Brendan Whittet enters his 11th season as an assistant on the Dartmouth College staff and 14th season overall in collegiate coaching. He is considered to be among the elite young coaches and recruiters in the country. Whittet is known for possessing a keen eye for assessing talent along with an energetic and determined demeanor. He is a tireless worker and a knowledgeable and passionate teacher of the game. An East Providence, R.I., native, Whittet graduated from Brown University in 1994 with a bachelor of arts degree in organizational behavior and management.
With the Big Green, Whittet has been involved in a variety of roles in the program including recruiting, video analysis, off-ice skill development, NCAA compliance issues, working primarily with the Dartmouth defensemen and overseeing the team’s penalty-killing unit.
Whittet arrived at Dartmouth College before the start of the 1998-99 season after serving for one year as an assistant coach at both Brown University and Colby College. Whittet began his coaching career in 1994-95 by serving two years as assistant coach on Bob Gaudet’s staff at Brown.
While at Dartmouth, the program has enjoyed a tremendous resurgence, capturing the 2005-06 Cleary Cup as the ECAC Regular Season Champions. Recently the Big Green posted seven-consecutive winning seasons including two 20-win seasons and a 19-win season during the past six years. Dartmouth also captured the Ivy League Championship during in 2006-2007 season. The Big Green has hosted a home playoff series during the seven-consecutive winning seasons and progressed to the league championships in 2002-03, 2003-04 and 2005-06 as well as the ECAC final five in both the 2000-01 and 2001-02 seasons.
The progression of the defensive unit has also seen a similar transformation, reaching a milestone during the 2004-05 season when the team recorded its lowest goals against average in 44 years. Dartmouth allowed 2.37 goals per game that placed the defensive unit among the elite teams nationally. A similar trend can be seen in the penalty kill. The 2004-05 unit finished with an 86.1 percent kill ratio that placed statistically in the top 10 in the country.

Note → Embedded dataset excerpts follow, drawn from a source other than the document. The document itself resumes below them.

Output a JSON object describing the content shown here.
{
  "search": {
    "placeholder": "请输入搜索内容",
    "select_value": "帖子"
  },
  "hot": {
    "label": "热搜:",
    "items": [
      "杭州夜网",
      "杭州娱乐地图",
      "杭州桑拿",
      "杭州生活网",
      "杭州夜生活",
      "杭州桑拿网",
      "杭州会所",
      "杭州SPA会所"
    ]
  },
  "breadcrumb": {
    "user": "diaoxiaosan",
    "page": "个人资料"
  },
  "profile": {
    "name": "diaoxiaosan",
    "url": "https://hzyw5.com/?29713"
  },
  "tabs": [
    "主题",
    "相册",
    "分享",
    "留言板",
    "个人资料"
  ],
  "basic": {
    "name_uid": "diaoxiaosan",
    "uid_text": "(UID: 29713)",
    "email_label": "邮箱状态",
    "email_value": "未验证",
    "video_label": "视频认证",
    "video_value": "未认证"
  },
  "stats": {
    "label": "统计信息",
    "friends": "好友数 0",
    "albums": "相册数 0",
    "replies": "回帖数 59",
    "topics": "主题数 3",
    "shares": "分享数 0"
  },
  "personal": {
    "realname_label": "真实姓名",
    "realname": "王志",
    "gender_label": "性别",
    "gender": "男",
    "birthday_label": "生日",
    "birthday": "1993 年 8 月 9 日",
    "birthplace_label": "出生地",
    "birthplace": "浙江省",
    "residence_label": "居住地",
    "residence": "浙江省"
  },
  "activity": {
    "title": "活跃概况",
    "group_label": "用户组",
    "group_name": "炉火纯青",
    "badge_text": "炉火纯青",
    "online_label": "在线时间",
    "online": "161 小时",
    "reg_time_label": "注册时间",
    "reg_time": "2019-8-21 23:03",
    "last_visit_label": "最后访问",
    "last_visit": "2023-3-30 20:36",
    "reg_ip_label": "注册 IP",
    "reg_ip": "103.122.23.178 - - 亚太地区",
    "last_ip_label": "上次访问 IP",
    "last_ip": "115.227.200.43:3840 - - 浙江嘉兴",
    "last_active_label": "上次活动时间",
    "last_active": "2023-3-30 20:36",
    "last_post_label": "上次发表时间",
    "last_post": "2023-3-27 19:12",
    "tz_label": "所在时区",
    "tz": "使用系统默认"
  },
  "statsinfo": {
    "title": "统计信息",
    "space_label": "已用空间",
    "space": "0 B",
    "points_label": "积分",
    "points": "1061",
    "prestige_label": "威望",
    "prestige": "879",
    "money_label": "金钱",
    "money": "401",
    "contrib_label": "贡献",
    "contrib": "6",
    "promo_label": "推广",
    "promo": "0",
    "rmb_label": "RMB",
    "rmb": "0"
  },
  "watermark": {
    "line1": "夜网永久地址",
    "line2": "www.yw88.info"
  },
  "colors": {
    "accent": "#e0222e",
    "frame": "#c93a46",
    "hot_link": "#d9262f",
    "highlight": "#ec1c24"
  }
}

Before his arrival at Dartmouth, Whittet’s teams at Brown and Colby both experienced success. In 1995, his first season coaching the Bears, Brown won the Ivy League Title. In 1996-97 Colby finished with a 19-6-1 record and captured the ECAC East Playoff Championship.
For the past twelve summers, Whittet has worked for the New England District at various USA Hockey Select Summer Festivals. This past summer he was named as an assistant coach for the United States Under-17 National Select Team that competed in the 5 Nations Tournament that was held in Prievidza, Slovakia. The tournament included the national teams from the Czech Republic, Slovakia, Germany, Switzerland and the United States. The United States team won the silver medal with a 3-1, record falling only to the Czech Republic. Whittet has also been the head coach for the New England Select-16 team that participated in the 2000 USA Festival that went undefeated in the tournament. Whittet also serves as a member of the New England Select coaching staff that works with elite New England players ranging in age from 13-18.
A former defenseman in his playing days at Brown, Whittet was a four-year letterwinner. In his playing career, he appeared in 74 games and helped lead the Bears to an Ivy League title in 1992, two trips to the ECAC Final Four Championship in 1993 and 1994, and an NCAA at-large tournament team selection in 1993. During Whittet’s high school career he was a two-time Rhode Island all-state and all-league selection at perennial powerhouse Mount St. Charles. He was named the Rhode Island Defensive Player of the Year in 1988-89. Whittet also played for Southern New England in the Junior Olympics in 1989, before heading to the Kent School for a postgraduate year.
Whittet, his wife, Karen, and their daughters, Peyton and Addyson, reside in Hartford, Vt.